TM-261: What fictional character would you like to be?

Dec 26, 2008 00:23

What fictional character would you like to be?

Some have been known to call reading an escape, but Hank McCoy has never held with that theory. Hank has no desire to escape his world. Or, rather, though he sometimes registers that desire, he has no wish to trade his universe for those of the characters in his favorite novels. Even those novels which don't feature a setting of a dark, dismal, and/or dystopian character tend to have been written in the 19th century or before, and Hank would much rather live in a world with indoor plumbing.

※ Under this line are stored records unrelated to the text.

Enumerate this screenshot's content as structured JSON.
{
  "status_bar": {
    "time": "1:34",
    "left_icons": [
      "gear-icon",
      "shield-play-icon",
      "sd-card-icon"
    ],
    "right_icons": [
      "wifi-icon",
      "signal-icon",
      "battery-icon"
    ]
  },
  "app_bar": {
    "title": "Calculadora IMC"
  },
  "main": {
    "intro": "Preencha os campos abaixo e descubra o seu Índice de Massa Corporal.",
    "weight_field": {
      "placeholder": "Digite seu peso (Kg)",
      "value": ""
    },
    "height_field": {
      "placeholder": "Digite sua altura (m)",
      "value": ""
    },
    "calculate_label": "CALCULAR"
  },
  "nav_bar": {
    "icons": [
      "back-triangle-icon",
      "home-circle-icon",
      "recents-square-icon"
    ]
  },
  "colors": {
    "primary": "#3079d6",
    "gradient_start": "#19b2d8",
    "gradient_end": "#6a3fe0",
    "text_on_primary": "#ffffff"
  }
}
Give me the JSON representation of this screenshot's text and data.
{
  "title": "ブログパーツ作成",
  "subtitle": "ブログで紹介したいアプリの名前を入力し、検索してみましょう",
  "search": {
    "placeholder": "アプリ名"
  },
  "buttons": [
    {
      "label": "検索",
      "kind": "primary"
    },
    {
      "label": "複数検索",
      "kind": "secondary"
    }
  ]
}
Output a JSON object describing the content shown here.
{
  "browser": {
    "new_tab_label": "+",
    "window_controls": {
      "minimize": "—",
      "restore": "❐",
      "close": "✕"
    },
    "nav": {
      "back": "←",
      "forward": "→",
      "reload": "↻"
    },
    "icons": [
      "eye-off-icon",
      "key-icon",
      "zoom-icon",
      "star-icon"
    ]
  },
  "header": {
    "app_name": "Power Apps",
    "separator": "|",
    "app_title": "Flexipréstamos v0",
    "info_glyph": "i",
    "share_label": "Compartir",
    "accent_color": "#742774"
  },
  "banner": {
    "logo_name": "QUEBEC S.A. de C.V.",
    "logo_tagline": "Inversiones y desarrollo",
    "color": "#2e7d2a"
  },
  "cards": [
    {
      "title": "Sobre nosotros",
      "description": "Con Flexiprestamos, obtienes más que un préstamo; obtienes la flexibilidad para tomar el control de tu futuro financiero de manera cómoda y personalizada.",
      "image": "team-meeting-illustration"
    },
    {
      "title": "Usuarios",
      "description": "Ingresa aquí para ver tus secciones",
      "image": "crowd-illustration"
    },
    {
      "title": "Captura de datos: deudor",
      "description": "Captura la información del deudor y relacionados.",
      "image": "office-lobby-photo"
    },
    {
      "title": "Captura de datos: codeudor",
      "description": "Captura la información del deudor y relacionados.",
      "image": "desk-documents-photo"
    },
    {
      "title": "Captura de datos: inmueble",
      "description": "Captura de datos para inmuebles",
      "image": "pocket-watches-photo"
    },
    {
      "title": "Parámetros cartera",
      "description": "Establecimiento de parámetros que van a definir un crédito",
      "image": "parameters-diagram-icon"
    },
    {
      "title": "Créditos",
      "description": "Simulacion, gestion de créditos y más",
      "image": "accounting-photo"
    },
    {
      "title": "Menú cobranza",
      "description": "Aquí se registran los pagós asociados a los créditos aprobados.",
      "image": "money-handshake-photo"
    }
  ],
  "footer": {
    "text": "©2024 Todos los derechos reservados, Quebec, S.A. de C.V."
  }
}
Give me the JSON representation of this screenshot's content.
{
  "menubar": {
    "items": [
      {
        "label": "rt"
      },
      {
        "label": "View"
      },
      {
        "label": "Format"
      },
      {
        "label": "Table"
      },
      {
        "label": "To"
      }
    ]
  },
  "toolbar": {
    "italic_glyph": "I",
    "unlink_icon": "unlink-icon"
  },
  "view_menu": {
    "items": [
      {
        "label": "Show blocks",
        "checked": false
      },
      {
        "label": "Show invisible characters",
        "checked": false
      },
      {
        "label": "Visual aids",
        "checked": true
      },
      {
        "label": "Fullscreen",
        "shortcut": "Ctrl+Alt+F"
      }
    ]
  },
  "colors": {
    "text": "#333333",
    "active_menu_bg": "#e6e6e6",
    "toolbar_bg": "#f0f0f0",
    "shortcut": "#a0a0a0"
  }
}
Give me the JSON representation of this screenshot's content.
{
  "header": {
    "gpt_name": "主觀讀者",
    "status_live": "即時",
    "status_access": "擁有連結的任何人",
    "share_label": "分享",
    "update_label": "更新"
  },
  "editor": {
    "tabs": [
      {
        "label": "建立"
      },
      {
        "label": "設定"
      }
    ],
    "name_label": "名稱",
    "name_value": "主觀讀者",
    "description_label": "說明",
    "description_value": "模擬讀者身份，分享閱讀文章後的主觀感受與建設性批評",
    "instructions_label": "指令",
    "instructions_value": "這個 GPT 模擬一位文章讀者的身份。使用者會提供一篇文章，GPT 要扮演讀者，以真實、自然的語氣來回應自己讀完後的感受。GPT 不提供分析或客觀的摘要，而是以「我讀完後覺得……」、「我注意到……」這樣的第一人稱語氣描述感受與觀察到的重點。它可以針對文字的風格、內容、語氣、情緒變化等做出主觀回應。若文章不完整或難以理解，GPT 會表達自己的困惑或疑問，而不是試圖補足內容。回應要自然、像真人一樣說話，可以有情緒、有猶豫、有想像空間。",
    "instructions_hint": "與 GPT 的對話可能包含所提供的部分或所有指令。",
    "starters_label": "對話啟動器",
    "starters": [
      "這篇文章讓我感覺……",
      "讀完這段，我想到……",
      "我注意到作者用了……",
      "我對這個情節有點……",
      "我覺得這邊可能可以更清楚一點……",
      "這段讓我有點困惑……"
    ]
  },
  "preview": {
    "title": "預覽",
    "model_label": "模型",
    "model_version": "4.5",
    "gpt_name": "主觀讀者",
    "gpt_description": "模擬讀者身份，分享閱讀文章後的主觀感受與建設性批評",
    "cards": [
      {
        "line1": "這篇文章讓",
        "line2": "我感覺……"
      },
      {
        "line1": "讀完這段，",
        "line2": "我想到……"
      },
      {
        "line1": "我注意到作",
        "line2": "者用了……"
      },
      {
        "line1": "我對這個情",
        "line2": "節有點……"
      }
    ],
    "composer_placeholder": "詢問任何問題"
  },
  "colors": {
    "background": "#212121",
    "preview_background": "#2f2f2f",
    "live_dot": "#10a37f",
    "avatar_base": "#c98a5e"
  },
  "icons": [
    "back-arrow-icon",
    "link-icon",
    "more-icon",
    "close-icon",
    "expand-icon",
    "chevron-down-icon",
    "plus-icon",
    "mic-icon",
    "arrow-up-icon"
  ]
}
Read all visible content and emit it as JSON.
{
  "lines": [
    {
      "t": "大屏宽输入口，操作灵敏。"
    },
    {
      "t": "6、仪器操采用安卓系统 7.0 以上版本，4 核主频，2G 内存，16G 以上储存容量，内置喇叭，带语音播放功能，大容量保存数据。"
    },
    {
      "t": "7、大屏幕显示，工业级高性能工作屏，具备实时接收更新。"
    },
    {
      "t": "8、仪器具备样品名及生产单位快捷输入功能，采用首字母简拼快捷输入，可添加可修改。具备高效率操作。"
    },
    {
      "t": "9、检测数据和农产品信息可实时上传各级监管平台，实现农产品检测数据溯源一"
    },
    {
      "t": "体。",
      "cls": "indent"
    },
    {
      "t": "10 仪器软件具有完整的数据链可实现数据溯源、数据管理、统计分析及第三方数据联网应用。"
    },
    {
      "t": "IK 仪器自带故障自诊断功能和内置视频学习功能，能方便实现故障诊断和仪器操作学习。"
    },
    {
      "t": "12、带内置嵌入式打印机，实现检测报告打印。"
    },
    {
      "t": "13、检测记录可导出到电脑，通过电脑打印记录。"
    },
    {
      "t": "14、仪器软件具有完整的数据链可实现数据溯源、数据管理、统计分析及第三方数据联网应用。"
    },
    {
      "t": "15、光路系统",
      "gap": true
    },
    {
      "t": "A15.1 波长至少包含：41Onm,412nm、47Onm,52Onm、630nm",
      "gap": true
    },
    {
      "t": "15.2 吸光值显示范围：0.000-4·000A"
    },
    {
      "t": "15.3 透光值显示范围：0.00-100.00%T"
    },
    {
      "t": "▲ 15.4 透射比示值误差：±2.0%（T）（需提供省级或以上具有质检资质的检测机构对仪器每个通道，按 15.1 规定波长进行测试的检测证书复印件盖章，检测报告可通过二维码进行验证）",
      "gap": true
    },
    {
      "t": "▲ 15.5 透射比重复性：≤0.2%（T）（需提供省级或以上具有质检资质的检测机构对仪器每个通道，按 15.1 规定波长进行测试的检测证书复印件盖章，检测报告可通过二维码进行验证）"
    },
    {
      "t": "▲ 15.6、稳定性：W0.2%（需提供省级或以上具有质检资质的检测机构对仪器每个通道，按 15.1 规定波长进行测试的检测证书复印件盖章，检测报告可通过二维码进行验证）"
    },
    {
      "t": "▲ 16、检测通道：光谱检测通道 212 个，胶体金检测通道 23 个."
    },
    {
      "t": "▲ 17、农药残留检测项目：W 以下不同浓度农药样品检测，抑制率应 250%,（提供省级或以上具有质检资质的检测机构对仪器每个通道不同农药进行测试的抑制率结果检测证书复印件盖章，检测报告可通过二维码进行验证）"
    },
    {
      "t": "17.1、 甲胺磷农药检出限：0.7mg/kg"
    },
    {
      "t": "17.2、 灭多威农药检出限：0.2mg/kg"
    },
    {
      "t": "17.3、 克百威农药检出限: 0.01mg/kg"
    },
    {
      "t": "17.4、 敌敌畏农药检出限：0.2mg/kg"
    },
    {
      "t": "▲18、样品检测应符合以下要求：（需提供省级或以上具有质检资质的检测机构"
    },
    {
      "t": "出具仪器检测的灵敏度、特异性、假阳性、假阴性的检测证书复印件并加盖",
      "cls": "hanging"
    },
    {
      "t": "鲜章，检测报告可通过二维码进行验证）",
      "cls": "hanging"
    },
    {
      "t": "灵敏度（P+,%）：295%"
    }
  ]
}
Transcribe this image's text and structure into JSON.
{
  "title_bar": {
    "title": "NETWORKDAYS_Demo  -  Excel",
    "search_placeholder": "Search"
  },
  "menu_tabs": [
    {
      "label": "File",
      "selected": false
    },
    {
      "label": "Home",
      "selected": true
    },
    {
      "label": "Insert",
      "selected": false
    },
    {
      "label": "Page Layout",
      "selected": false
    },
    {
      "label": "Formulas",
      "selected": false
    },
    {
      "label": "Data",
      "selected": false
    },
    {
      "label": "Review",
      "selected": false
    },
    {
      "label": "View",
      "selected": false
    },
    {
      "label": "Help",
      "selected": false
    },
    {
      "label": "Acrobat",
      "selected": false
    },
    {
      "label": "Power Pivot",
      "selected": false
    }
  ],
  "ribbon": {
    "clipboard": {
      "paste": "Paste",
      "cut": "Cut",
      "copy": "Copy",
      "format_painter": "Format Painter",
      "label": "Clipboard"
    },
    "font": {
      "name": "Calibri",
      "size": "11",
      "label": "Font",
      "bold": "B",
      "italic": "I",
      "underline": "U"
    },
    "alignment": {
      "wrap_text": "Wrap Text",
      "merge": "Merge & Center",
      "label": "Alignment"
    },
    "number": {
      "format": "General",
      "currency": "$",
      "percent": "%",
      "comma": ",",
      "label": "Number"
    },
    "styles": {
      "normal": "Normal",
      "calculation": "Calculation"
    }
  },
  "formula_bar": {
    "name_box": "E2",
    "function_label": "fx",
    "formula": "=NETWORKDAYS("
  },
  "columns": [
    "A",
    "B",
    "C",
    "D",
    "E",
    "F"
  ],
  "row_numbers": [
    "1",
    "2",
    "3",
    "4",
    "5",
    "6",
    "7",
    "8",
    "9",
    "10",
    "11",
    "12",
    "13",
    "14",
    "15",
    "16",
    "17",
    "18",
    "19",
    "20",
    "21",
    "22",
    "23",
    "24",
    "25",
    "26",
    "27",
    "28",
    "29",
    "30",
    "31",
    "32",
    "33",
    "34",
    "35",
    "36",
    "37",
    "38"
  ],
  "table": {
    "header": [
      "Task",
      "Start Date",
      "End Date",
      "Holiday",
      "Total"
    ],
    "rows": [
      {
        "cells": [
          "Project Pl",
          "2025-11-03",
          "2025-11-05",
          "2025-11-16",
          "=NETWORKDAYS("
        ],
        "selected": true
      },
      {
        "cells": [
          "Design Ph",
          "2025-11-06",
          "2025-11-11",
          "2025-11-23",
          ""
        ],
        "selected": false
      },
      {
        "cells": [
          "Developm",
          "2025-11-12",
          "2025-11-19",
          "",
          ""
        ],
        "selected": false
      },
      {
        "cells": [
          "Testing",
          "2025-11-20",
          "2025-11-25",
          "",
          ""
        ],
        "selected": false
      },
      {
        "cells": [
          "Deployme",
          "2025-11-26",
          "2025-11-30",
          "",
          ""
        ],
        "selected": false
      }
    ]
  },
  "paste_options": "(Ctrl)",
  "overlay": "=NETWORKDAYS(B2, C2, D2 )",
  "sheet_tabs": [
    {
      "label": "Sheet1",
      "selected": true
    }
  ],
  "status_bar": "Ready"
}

No, Hank doesn't read to escape. Instead, he reads to transform. To become, in that too-brief time between the first and last flyleaves, someone else. Someone grander, or simpler; someone happier, or sadder. Someone noticeably different, in some key way, from Hank himself.

Like Walt Whitman, Hank McCoy contains multitudes. At times he is Sherlock Holmes, acerbic and inquisitive; at other times, he is Elizabeth Bennet, sharp-tongued and proud. He's been Ishmael, sailing the seas; he's been Nick Carraway, stuck in a world he can't understand; he's been Miss Havisham, alone in her decrepit wedding dress. He's been Winston Smith, Odysseus, Leopold Bloom, Scout Finch, Hamlet, Oedipa Maas, Humbert Humbert, Rodion Romanovich Raskolnikov, and Dr. Frankenstein. He's been characters he'd be proud to be, characters he loathes and loves in equal measure, and characters he'd run from screaming were he to encounter them on the street. Sometimes, he's even been the Cat in the Hat.

But always, as the cover closes, he returns to himself: Dr. Henry Phillip McCoy, mutant scientist and X-Man, blue in fur and bright in exuberance. With relief or regret, he slips back into his own skin, changed by new knowledge, but still, now and forever, the bouncing blue Beast.